Ray, perwakilan dari Higgs Games Island (HGI), menjelaskan bahwa HGI Jakarta Domino Tournament 2026 memiliki tujuan lebih dari sekadar mencari juara. Ia menekankan bahwa turnamen ini adalah bukti keseriusan dalam memajukan kompetisi olahraga pikiran di Indonesia. HGI berupaya menciptakan platform yang kompetitif dan sportif bagi para penggemar domino.

Menurut Ray, jumlah peserta yang membludak menjadi indikasi bahwa domino telah berkembang menjadi olahraga kompetitif dengan basis peminat yang sangat besar. Ia menambahkan bahwa melihat lebih dari seribu peserta memadati Jakarta International Velodrome adalah bukti bahwa olahraga pikiran bukan hanya tren sesaat, melainkan sebuah gerakan nyata.
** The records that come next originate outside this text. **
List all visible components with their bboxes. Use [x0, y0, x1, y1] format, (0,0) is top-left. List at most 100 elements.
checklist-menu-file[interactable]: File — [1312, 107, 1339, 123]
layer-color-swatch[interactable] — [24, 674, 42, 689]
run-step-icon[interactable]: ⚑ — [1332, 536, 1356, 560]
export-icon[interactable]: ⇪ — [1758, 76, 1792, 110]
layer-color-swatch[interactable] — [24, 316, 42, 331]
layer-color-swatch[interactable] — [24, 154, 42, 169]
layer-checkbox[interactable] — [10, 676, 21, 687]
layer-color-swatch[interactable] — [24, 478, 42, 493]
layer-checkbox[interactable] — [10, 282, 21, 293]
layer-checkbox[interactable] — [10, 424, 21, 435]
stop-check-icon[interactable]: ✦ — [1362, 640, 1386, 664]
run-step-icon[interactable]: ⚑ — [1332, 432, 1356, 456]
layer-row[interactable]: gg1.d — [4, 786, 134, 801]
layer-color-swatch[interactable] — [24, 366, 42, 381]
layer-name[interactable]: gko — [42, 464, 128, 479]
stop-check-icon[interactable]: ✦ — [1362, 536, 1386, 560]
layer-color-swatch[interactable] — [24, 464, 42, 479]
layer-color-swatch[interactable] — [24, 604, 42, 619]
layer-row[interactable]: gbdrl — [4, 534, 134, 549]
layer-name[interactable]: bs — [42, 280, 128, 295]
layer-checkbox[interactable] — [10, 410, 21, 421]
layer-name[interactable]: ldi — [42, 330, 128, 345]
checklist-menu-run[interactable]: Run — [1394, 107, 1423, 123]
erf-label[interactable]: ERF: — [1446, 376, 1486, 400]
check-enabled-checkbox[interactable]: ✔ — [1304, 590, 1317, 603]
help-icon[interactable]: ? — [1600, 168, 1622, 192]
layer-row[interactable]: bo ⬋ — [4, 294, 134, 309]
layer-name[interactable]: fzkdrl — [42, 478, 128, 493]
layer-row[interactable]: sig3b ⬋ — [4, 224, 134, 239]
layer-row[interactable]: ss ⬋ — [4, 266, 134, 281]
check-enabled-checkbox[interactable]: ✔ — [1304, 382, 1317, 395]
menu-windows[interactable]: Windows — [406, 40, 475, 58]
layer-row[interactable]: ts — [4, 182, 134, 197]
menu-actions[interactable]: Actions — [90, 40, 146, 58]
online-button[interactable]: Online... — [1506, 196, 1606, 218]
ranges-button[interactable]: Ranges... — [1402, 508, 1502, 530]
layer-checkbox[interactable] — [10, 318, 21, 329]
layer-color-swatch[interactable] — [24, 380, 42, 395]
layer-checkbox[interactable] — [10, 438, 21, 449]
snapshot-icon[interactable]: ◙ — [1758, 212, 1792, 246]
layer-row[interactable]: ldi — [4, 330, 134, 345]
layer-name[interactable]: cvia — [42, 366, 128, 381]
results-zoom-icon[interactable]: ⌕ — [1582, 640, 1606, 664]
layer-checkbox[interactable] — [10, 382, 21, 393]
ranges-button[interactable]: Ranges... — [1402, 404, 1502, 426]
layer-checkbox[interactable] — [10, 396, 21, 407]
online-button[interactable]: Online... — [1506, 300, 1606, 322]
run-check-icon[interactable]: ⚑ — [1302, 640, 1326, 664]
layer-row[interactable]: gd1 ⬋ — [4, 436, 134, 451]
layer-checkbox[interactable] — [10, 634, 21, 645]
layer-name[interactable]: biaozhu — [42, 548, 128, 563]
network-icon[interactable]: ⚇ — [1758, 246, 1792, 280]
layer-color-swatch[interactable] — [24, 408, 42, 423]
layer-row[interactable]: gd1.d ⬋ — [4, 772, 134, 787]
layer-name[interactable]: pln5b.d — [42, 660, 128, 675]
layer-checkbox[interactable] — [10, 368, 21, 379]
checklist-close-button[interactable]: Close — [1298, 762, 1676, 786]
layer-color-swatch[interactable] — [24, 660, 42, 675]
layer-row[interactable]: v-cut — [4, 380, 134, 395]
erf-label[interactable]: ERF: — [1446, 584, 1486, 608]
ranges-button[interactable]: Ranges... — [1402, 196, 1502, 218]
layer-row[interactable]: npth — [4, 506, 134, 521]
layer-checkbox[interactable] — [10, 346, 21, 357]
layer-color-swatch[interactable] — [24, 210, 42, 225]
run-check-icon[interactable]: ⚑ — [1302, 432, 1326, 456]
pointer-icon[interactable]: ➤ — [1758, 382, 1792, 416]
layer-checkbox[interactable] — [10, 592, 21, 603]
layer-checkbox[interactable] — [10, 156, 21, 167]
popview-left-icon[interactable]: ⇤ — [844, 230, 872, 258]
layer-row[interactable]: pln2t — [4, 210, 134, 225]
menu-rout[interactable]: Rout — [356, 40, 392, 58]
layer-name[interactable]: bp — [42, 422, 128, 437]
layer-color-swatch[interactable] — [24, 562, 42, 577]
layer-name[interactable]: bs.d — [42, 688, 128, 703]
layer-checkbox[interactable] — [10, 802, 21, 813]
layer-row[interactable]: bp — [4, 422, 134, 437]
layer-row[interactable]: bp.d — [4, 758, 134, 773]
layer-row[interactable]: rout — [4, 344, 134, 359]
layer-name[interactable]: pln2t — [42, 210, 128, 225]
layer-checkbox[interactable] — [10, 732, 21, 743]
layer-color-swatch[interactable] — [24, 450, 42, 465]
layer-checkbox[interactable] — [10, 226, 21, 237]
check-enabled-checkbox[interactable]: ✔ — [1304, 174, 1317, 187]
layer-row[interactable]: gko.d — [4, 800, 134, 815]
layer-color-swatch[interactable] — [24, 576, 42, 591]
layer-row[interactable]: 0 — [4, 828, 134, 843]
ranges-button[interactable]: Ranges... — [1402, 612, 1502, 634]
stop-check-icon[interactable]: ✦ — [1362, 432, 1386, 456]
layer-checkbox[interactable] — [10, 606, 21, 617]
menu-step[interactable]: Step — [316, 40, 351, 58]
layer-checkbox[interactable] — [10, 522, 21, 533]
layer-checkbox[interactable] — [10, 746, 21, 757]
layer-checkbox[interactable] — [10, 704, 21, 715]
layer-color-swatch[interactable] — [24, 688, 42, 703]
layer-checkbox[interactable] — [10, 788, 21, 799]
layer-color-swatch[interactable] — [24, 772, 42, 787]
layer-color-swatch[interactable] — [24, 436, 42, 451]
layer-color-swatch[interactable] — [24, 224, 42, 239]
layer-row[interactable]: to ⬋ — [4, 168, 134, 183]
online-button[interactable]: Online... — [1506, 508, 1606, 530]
Ini adalah momen yang telah dirancang sejak awal pembangunan ekosistem HGI dan juga persembahan untuk HUT ke-499 Jakarta.

Selain fokus pada penyelenggaraan turnamen, HGI juga terus memperkuat tata kelola ekosistem permainan melalui sistem manajemen risiko yang komprehensif. Upaya ini mencakup pemantauan manual dan mekanisme pelaporan pengguna untuk menjaga integritas kompetisi. Tujuannya adalah menciptakan lingkungan bermain yang adil dan aman bagi semua peserta.

HGI secara aktif menindak berbagai aktivitas yang berpotensi mengganggu ekosistem permainan, termasuk transaksi ilegal dan akun anomali. Langkah-langkah ini diambil untuk memastikan bahwa kompetisi tetap berjalan dengan jujur dan transparan. Komitmen ini menunjukkan dedikasi HGI dalam menjaga kualitas dan keberlanjutan olahraga domino.